Rai Mutsu

Poeta, romancista e colunista de Macau. Os seus trabalhos publicados incluem Passagem de Ano no Largo de São Domingos, uma colecção de contos, Roda Gigante e Um Mundo Ficcional, uma colecção de poesia e prosa; e uma série de vídeos promocionais sobre a literatura de Macau, publicada em conjunto com o poeta Cheang Ga Aya.


Deixem os artistas concentrarem-se na escrita

3a edição | 03 2015

As pessoas conhecem-me pelo que escrevo. Mas, se quisesse viver desta actividade, teria de “vender” os meus trabalhos a “clientes” por um preço absoluto. Se o objectivo fosse criar maior valor monetário, então teria de ir além da escrita para fazer com que os meus trabalhos fossem mais conhecidos.


Transformar arte em dinheiro é a essência das indústrias culturais e criativas. Tem de se ter primeiro uma boa ideia para depois transformá-la num produto comercial. Alguns destes produtos são tangíveis, como é o caso das obras de arte. Mas como transformamos produtos intangíveis em dinheiro? É necessário imenso tempo para escrever um romance ou uma obra literária. Mesmo que os livros sejam publicados, isso não quer dizer que seja possível a sua industrialização. Mesmo noutros países, são poucos os escritores que conseguem ganhar a vida com a literatura. A verdade é que, ironicamente, os escritores são essenciais para as indústrias criativas: os filmes precisam de argumentos e os meios de comunicação social de conteúdos. Geralmente, uma pessoa tem de confiar no destino para que os bons trabalhos acabem nas mãos dos bons produtores. A industrialização é a ponte que liga estas duas partes, permitindo aos  escritores focarem-se na escrita e aos produtores estarem livres de assumir responsabilidades desnecessárias.


Na realidade, as indústrias culturais e criativas precisam de agentes e coordenadores que transformem as ideias criativas em actividades lucrativas para os artistas. Algumas  produções recentes de cinema em Macau têm tido bons resultados no que diz respeito a este aspecto, talvez porque os produtores estejam de uma maneira ou de outra destinados a fazer este trabalho. Intermediários e coordenadores fazem o trabalho de marketing em troca de uma remuneração.
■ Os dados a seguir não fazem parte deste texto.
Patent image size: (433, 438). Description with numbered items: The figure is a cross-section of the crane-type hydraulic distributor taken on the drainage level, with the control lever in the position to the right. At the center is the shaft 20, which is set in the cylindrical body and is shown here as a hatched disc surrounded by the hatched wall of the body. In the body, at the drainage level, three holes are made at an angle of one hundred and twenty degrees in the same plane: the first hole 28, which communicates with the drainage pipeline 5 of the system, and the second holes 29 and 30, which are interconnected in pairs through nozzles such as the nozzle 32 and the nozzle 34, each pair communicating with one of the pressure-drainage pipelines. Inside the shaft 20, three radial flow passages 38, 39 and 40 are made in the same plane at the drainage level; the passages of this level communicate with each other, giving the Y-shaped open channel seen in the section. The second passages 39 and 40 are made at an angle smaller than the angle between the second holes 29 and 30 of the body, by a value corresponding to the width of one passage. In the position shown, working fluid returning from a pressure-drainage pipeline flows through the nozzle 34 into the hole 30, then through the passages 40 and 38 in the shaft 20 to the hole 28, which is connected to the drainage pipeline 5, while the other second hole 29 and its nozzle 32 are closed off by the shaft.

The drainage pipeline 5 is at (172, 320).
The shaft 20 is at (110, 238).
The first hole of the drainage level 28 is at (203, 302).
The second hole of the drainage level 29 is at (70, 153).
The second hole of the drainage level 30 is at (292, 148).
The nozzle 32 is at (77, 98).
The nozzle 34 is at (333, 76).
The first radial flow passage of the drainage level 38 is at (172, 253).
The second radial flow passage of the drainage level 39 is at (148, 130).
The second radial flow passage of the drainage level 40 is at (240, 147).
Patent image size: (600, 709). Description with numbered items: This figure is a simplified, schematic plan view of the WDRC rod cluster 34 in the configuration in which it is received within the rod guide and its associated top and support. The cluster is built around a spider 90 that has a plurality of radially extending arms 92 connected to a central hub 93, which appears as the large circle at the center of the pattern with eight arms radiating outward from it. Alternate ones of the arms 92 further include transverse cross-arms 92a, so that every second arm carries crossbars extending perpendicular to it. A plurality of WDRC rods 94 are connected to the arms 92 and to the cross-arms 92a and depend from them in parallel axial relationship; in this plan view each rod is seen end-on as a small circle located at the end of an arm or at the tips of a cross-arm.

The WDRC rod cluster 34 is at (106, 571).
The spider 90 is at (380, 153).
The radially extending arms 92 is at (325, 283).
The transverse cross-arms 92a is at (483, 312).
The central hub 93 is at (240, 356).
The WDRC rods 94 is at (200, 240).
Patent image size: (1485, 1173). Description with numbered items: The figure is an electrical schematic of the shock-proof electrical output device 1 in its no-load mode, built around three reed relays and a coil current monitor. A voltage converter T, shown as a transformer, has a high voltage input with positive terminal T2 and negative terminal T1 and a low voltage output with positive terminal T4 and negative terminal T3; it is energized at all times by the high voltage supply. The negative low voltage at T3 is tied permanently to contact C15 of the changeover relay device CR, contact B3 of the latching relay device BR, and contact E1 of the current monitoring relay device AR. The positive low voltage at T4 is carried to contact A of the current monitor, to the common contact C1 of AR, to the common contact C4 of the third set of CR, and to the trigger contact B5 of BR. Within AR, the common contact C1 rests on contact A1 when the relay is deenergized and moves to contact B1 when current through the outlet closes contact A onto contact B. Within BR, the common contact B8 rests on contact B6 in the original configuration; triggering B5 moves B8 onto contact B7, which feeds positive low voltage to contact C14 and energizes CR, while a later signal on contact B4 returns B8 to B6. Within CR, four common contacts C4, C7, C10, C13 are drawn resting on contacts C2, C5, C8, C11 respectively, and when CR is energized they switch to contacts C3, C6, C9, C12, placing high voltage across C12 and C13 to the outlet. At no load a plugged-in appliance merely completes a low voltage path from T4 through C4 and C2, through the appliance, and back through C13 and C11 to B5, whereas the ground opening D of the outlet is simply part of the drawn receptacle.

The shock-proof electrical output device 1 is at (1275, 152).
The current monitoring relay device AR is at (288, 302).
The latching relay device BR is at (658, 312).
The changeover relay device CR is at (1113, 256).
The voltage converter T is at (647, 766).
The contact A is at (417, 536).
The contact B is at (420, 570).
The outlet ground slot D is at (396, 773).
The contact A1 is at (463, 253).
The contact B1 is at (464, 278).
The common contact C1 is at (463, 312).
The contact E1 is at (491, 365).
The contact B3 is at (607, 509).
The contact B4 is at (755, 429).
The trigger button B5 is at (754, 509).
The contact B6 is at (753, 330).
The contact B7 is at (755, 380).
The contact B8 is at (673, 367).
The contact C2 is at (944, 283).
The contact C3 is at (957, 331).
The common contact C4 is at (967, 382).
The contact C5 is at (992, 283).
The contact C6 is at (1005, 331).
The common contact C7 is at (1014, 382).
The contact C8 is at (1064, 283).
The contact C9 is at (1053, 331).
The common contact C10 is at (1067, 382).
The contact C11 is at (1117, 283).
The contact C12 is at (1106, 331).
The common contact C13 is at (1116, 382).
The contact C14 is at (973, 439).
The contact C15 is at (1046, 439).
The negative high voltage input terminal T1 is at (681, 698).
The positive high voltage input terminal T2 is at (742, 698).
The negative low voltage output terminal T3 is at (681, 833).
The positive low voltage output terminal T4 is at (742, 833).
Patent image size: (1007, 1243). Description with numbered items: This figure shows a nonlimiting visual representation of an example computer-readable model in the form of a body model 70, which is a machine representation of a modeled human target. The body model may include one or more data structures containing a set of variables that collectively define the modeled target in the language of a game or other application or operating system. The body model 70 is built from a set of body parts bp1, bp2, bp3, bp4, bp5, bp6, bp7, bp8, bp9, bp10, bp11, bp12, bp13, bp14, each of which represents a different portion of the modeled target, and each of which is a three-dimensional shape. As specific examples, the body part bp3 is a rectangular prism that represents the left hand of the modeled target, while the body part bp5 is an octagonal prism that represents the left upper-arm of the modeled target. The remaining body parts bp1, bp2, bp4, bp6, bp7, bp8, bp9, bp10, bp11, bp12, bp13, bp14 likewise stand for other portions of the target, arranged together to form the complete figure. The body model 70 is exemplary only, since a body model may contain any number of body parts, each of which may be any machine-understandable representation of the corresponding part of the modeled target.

Numa indústria saudável, é impossível que todos trabalhem como voluntários. Ter uma ideia clara sobre a remuneração é o pilar da industrialização.


Os intermediários procuram negócios. As relações que mantêm e a capacidade de negociar são elementos-chave para garantir acordos. Artistas de diferentes áreas devem trabalhar com estes intermediários para estabelecer o preço a pagar pelas suas obras.


A criação de uma história deve implicar várias oportunidades – os escritores são pagos, os intermediários ganham comissões, os produtores procuram investidores, realizadores, actores, músicos, operadores, agentes de publicidade e designers de produto. Forma-se uma cadeia que, para funcionar sem problemas, deve contar com o amadurecimento das indústrias criativas: é necessário um planeamento e um orçamento completo – e deve ser determinada a altura ideal para o lançamento. Um pintor deve pensar como é que o seu quadro se pode tornar num produto comercial, mesmo que esta seja a responsabilidade de quem o comercializa.


O elemento fundamental das indústrias culturais e criativas passa por dar espaço aos artistas para se concentrarem nas suas obras. Sem bons trabalhos, a premissa anterior não passa de conversa fiada. É igualmente importante criar uma plataforma e um ambiente adequado para os artistas, clientes e mercado. Sem esta plataforma, não haverá sequer trabalho criativo.


Tenho boas perspectivas em relação à industrialização do sector cultural e criativo. O primeiro passo é fazer passar a ideia de que a cultura tem algum valor e apresentar os melhores produtos de Macau ao público e potenciais clientes. Acredito que a revista que estão a ler neste momento está a fazer precisamente isso.